Insanlar sevdiklerini güzel görür. Güzellik bakan gözlerdedir sözünün mantığı da budur. Örnek vermek gerekirse pucca nick'li, malesef ki meşhur, o malum blog yazarı Marlyn Manson'a benzemesine rağmen güzel bulunuyor. Niye? Çünkü onu seviyorlar... Oysa ben Marlyn Manson'ı severim. Sanatını bedenine yansıtan, bunu yaşayan ve izleyiciye de yaşatan saygıdeğer biri benim için. Oysa pucca hayatı aşktan ibaret sanan, kalpli pijama giyen gerizekalı sevgi pıtırcıklarının meşhur ettiği birisi. Onlar kafayı kadın erkek ililşkileriyle bozmuşlardır.

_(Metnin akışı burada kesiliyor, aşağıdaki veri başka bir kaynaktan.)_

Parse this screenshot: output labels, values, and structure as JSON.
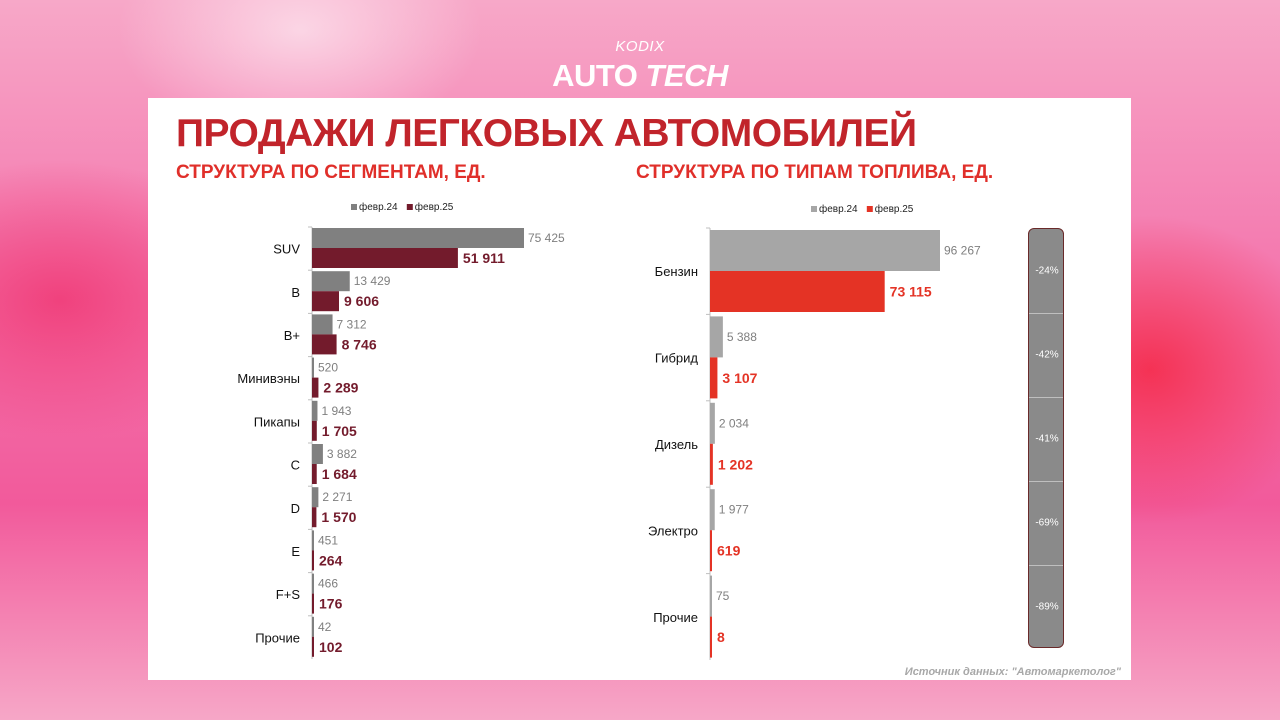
{
  "brand": {
    "small": "KODIX",
    "big_1": "AUTO",
    "big_2": "TECH"
  },
  "title": "ПРОДАЖИ ЛЕГКОВЫХ АВТОМОБИЛЕЙ",
  "subtitle_left": "СТРУКТУРА ПО СЕГМЕНТАМ, ЕД.",
  "subtitle_right": "СТРУКТУРА ПО ТИПАМ ТОПЛИВА, ЕД.",
  "source": "Источник данных: \"Автомаркетолог\"",
  "colors": {
    "prev": "#808080",
    "cur_left": "#731b2c",
    "prev_right": "#a6a6a6",
    "cur_right": "#e43325",
    "title": "#c1242b"
  },
  "chart_data": [
    {
      "type": "bar",
      "orientation": "horizontal",
      "title": "СТРУКТУРА ПО СЕГМЕНТАМ, ЕД.",
      "legend_position": "top",
      "categories": [
        "SUV",
        "B",
        "B+",
        "Минивэны",
        "Пикапы",
        "C",
        "D",
        "E",
        "F+S",
        "Прочие"
      ],
      "series": [
        {
          "name": "февр.24",
          "values": [
            75425,
            13429,
            7312,
            520,
            1943,
            3882,
            2271,
            451,
            466,
            42
          ],
          "labels": [
            "75 425",
            "13 429",
            "7 312",
            "520",
            "1 943",
            "3 882",
            "2 271",
            "451",
            "466",
            "42"
          ]
        },
        {
          "name": "февр.25",
          "values": [
            51911,
            9606,
            8746,
            2289,
            1705,
            1684,
            1570,
            264,
            176,
            102
          ],
          "labels": [
            "51 911",
            "9 606",
            "8 746",
            "2 289",
            "1 705",
            "1 684",
            "1 570",
            "264",
            "176",
            "102"
          ]
        }
      ]
    },
    {
      "type": "bar",
      "orientation": "horizontal",
      "title": "СТРУКТУРА ПО ТИПАМ ТОПЛИВА, ЕД.",
      "legend_position": "top",
      "categories": [
        "Бензин",
        "Гибрид",
        "Дизель",
        "Электро",
        "Прочие"
      ],
      "series": [
        {
          "name": "февр.24",
          "values": [
            96267,
            5388,
            2034,
            1977,
            75
          ],
          "labels": [
            "96 267",
            "5 388",
            "2 034",
            "1 977",
            "75"
          ]
        },
        {
          "name": "февр.25",
          "values": [
            73115,
            3107,
            1202,
            619,
            8
          ],
          "labels": [
            "73 115",
            "3 107",
            "1 202",
            "619",
            "8"
          ]
        }
      ],
      "change": [
        "-24%",
        "-42%",
        "-41%",
        "-69%",
        "-89%"
      ]
    }
  ]
}
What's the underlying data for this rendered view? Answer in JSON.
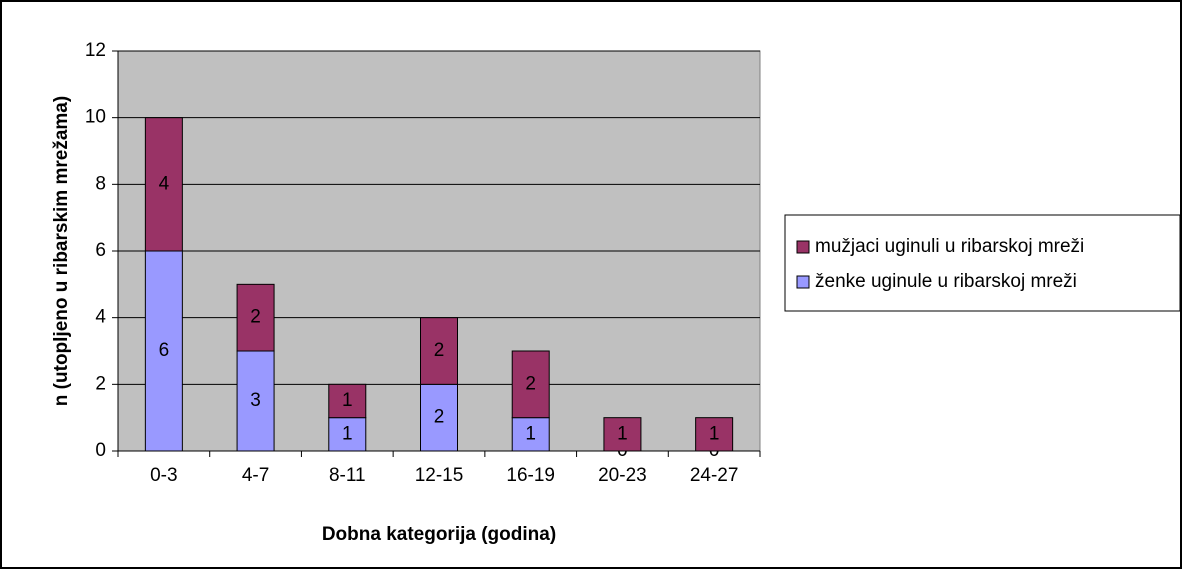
{
  "chart_data": {
    "type": "stacked_bar",
    "x_label": "Dobna kategorija (godina)",
    "y_label": "n (utopljeno u ribarskim mrežama)",
    "categories": [
      "0-3",
      "4-7",
      "8-11",
      "12-15",
      "16-19",
      "20-23",
      "24-27"
    ],
    "series": [
      {
        "name": "ženke uginule u ribarskoj mreži",
        "color": "#9999ff",
        "values": [
          6,
          3,
          1,
          2,
          1,
          0,
          0
        ]
      },
      {
        "name": "mužjaci uginuli u ribarskoj mreži",
        "color": "#993366",
        "values": [
          4,
          2,
          1,
          2,
          2,
          1,
          1
        ]
      }
    ],
    "ylim": [
      0,
      12
    ],
    "yticks": [
      0,
      2,
      4,
      6,
      8,
      10,
      12
    ],
    "grid": true,
    "legend": "right",
    "plot_background": "#c0c0c0"
  }
}
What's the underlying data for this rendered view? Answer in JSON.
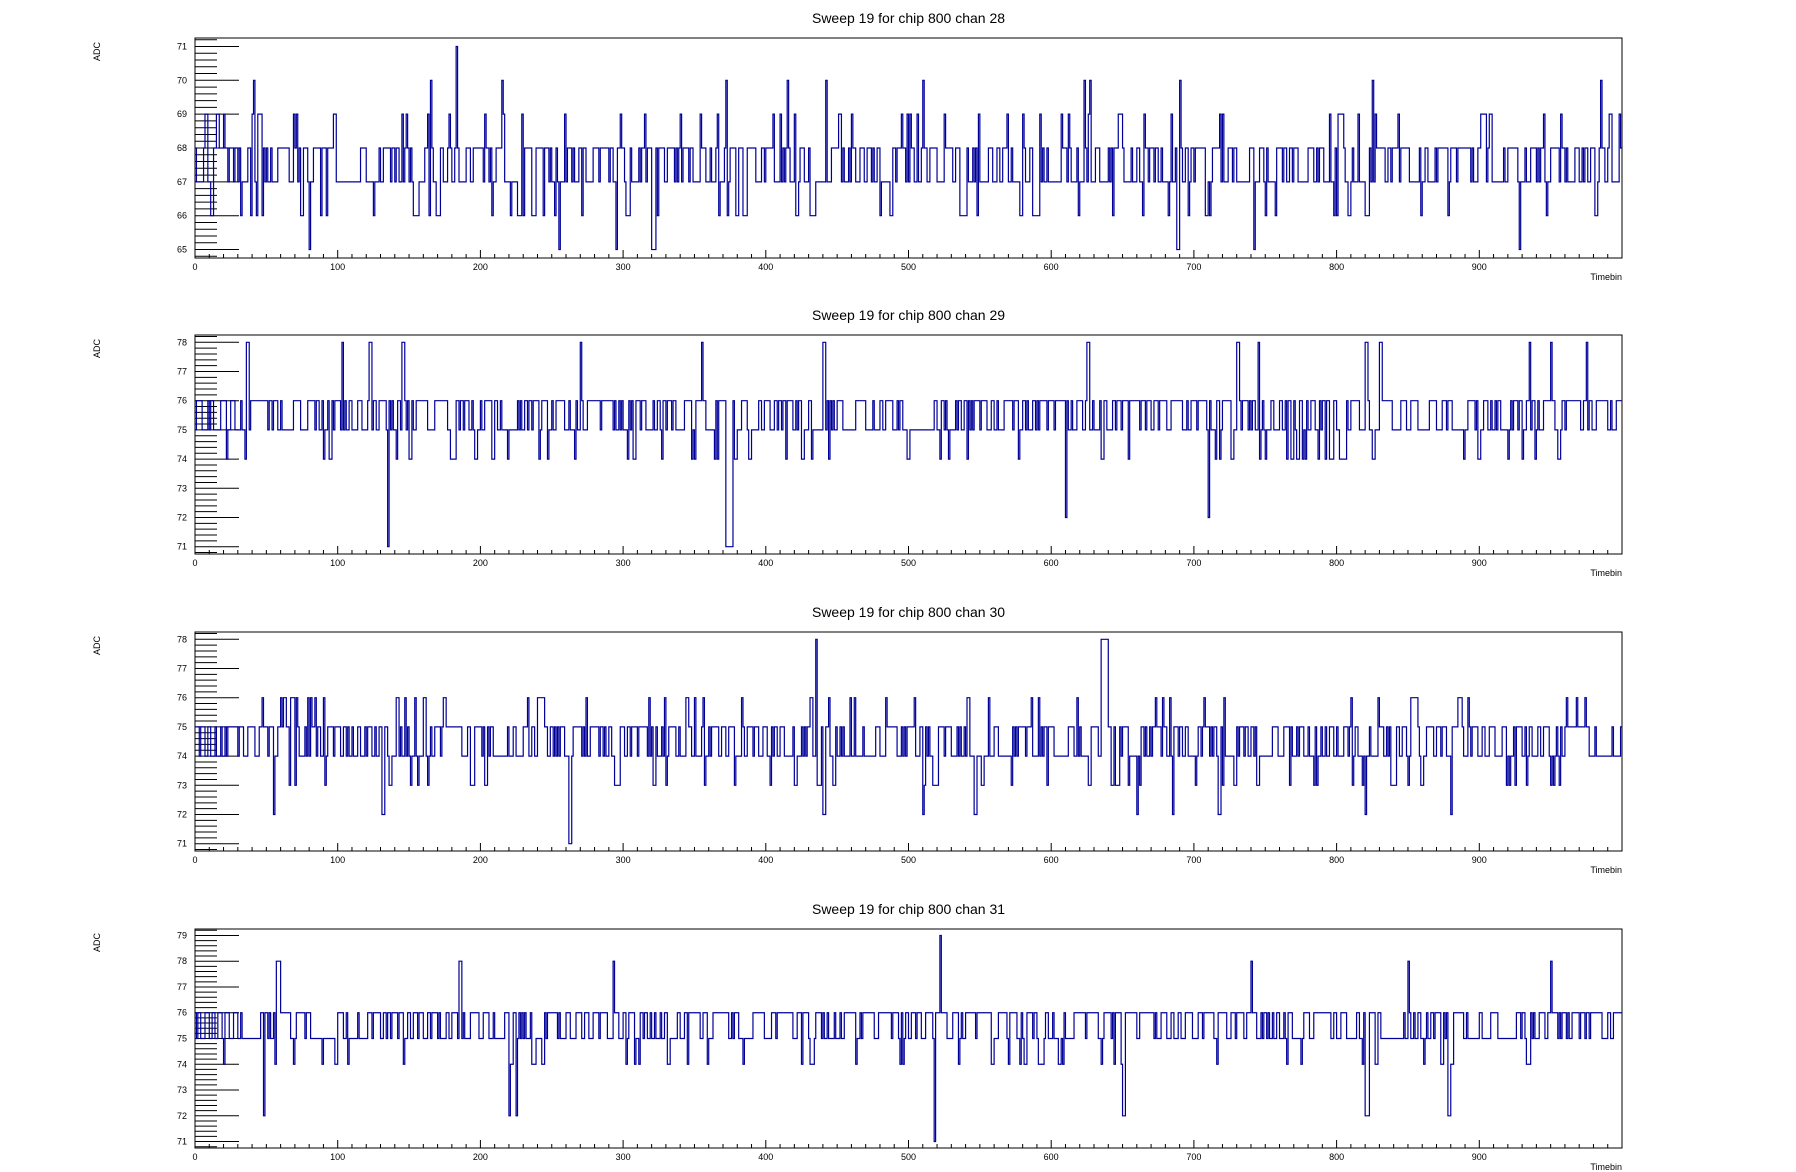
{
  "chart_data": [
    {
      "type": "line",
      "title": "Sweep 19 for chip 800 chan 28",
      "xlabel": "Timebin",
      "ylabel": "ADC",
      "xlim": [
        0,
        1000
      ],
      "ylim": [
        64.75,
        71.25
      ],
      "xticks": [
        "0",
        "100",
        "200",
        "300",
        "400",
        "500",
        "600",
        "700",
        "800",
        "900"
      ],
      "yticks": [
        "65",
        "66",
        "67",
        "68",
        "69",
        "70",
        "71"
      ],
      "series": [
        {
          "color": "#000099",
          "baseline": 67.5,
          "range": [
            65,
            71
          ],
          "spikes": [
            [
              41,
              70
            ],
            [
              80,
              65
            ],
            [
              165,
              70
            ],
            [
              183,
              71
            ],
            [
              215,
              70
            ],
            [
              255,
              65
            ],
            [
              295,
              65
            ],
            [
              320,
              65
            ],
            [
              372,
              70
            ],
            [
              415,
              70
            ],
            [
              442,
              70
            ],
            [
              510,
              70
            ],
            [
              623,
              70
            ],
            [
              627,
              70
            ],
            [
              688,
              65
            ],
            [
              690,
              70
            ],
            [
              742,
              65
            ],
            [
              825,
              70
            ],
            [
              928,
              65
            ],
            [
              985,
              70
            ]
          ]
        }
      ]
    },
    {
      "type": "line",
      "title": "Sweep 19 for chip 800 chan 29",
      "xlabel": "Timebin",
      "ylabel": "ADC",
      "xlim": [
        0,
        1000
      ],
      "ylim": [
        70.75,
        78.25
      ],
      "xticks": [
        "0",
        "100",
        "200",
        "300",
        "400",
        "500",
        "600",
        "700",
        "800",
        "900"
      ],
      "yticks": [
        "71",
        "72",
        "73",
        "74",
        "75",
        "76",
        "77",
        "78"
      ],
      "series": [
        {
          "color": "#000099",
          "baseline": 75,
          "range": [
            71,
            78
          ],
          "spikes": [
            [
              36,
              78
            ],
            [
              103,
              78
            ],
            [
              122,
              78
            ],
            [
              135,
              71
            ],
            [
              145,
              78
            ],
            [
              270,
              78
            ],
            [
              355,
              78
            ],
            [
              372,
              71
            ],
            [
              440,
              78
            ],
            [
              610,
              72
            ],
            [
              625,
              78
            ],
            [
              710,
              72
            ],
            [
              730,
              78
            ],
            [
              745,
              78
            ],
            [
              820,
              78
            ],
            [
              830,
              78
            ],
            [
              935,
              78
            ],
            [
              950,
              78
            ],
            [
              975,
              78
            ]
          ]
        }
      ]
    },
    {
      "type": "line",
      "title": "Sweep 19 for chip 800 chan 30",
      "xlabel": "Timebin",
      "ylabel": "ADC",
      "xlim": [
        0,
        1000
      ],
      "ylim": [
        70.75,
        78.25
      ],
      "xticks": [
        "0",
        "100",
        "200",
        "300",
        "400",
        "500",
        "600",
        "700",
        "800",
        "900"
      ],
      "yticks": [
        "71",
        "72",
        "73",
        "74",
        "75",
        "76",
        "77",
        "78"
      ],
      "series": [
        {
          "color": "#000099",
          "baseline": 74.6,
          "range": [
            71,
            78
          ],
          "spikes": [
            [
              55,
              72
            ],
            [
              131,
              72
            ],
            [
              262,
              71
            ],
            [
              435,
              78
            ],
            [
              440,
              72
            ],
            [
              510,
              72
            ],
            [
              546,
              72
            ],
            [
              635,
              78
            ],
            [
              660,
              72
            ],
            [
              685,
              72
            ],
            [
              717,
              72
            ],
            [
              820,
              72
            ],
            [
              880,
              72
            ]
          ]
        }
      ]
    },
    {
      "type": "line",
      "title": "Sweep 19 for chip 800 chan 31",
      "xlabel": "Timebin",
      "ylabel": "ADC",
      "xlim": [
        0,
        1000
      ],
      "ylim": [
        70.75,
        79.25
      ],
      "xticks": [
        "0",
        "100",
        "200",
        "300",
        "400",
        "500",
        "600",
        "700",
        "800",
        "900"
      ],
      "yticks": [
        "71",
        "72",
        "73",
        "74",
        "75",
        "76",
        "77",
        "78",
        "79"
      ],
      "series": [
        {
          "color": "#000099",
          "baseline": 75,
          "range": [
            71,
            79
          ],
          "spikes": [
            [
              48,
              72
            ],
            [
              57,
              78
            ],
            [
              185,
              78
            ],
            [
              220,
              72
            ],
            [
              225,
              72
            ],
            [
              293,
              78
            ],
            [
              518,
              71
            ],
            [
              522,
              79
            ],
            [
              650,
              72
            ],
            [
              740,
              78
            ],
            [
              820,
              72
            ],
            [
              850,
              78
            ],
            [
              878,
              72
            ],
            [
              950,
              78
            ]
          ]
        }
      ]
    }
  ]
}
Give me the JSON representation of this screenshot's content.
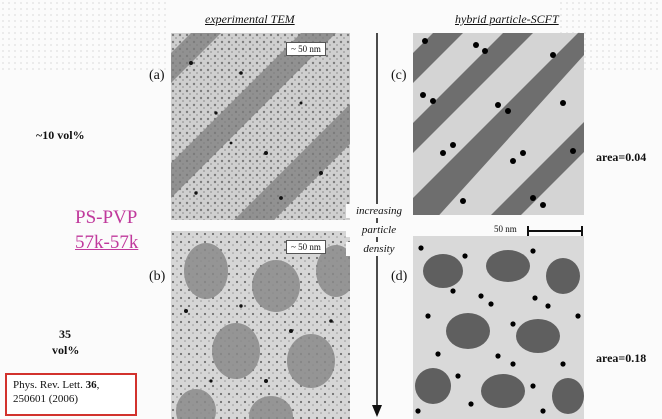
{
  "headers": {
    "left": "experimental TEM",
    "right": "hybrid particle-SCFT"
  },
  "panel_labels": {
    "a": "(a)",
    "b": "(b)",
    "c": "(c)",
    "d": "(d)"
  },
  "scale_tags": {
    "top": "~ 50 nm",
    "bottom": "~ 50 nm",
    "scft": "50 nm"
  },
  "rows": {
    "top_volume": "~10 vol%",
    "bottom_volume_1": "35",
    "bottom_volume_2": "vol%"
  },
  "material": {
    "line1": "PS-PVP",
    "line2": "57k-57k"
  },
  "arrow_text": [
    "increasing",
    "particle",
    "density"
  ],
  "areas": {
    "top": "area=0.04",
    "bottom": "area=0.18"
  },
  "citation": {
    "line1_prefix": "Phys. Rev. Lett. ",
    "volume": "36",
    "line1_suffix": ",",
    "line2": "250601 (2006)"
  }
}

Onlarda ne bir zeka ışıltısı, ne de mantıklı bir hareket göremezsiniz. Onların beyinleri mühürlenmiştir. Onlar görürler, duyarlar ama anlamazlar. Şüphesiz onlar dünyaya fazlalık olarak geldiler. Bir de içinde büyük sevgi kütleleri olduğunu söyleyip duran salaklar vardır ki beyninin her bir hücresini cımbızle tek tek yolmak istersin. Şu satırlarda küfür etmemek için kendimi zor tutuyorum. Bu sebepten dolayı bu paragrafı burada sonlandırıyorum. 

Buraya kadar okurları elekten geçirdikten sonra kalanlarla hazinemi paylaşacağım. Sevgi nedir biliyor musunuz? Sevgi tamamlanmaktır. Sevgi içinizdeki boşluğun dolması, acılarınızın son bulmasıdır. Gerçek sevgiyi kesinlikle hissedersiniz. Yıllar geçtikçe insanın ailesinden gördüğü sevgi bile azalıyor. Etrafınıza bakın, dikkatle bakın. Sosyal medyayı inceleyin. Insanların "Lütfen beni sevin!" diye haykırdığını göreceksiniz. Bu sözlerimi yabana atmayın. Ben birinin beni gerçekten sevdiğini düşündüğüm için, hiç görmediğim, göremediğim bir kız uğruna her şeyi ardımda bırakıp Istanbul'a gelmiş biriyim. Eminim bir çoğunuz sevgi uğruna fedakarlıklar yapmıştır, aşk değil bu. Biz sevilme ihtimalini bile sevebilecek kadar sevgiye aç insanlarız. Birilerinin bizi gerçekten bütün kalbiyle, içten bir şekilde sevmesi mutluluğa açılan tek kapımız. Acılarımız bundan, göz yaşlarımız bundan, yorgunluğumuz bundan, yalnızlığımız bundan, acı kahkahalarımız bundan... Sevgi dünya üzerinde insanoğlunun manipule edemediği tek duygudur. Aşk denilen yapay olgularla üstü örtülse de herkes bir gün anlar; büyük aşk diye bir şey yoktur, gerçek sevgi vardır. 

Sevgiler...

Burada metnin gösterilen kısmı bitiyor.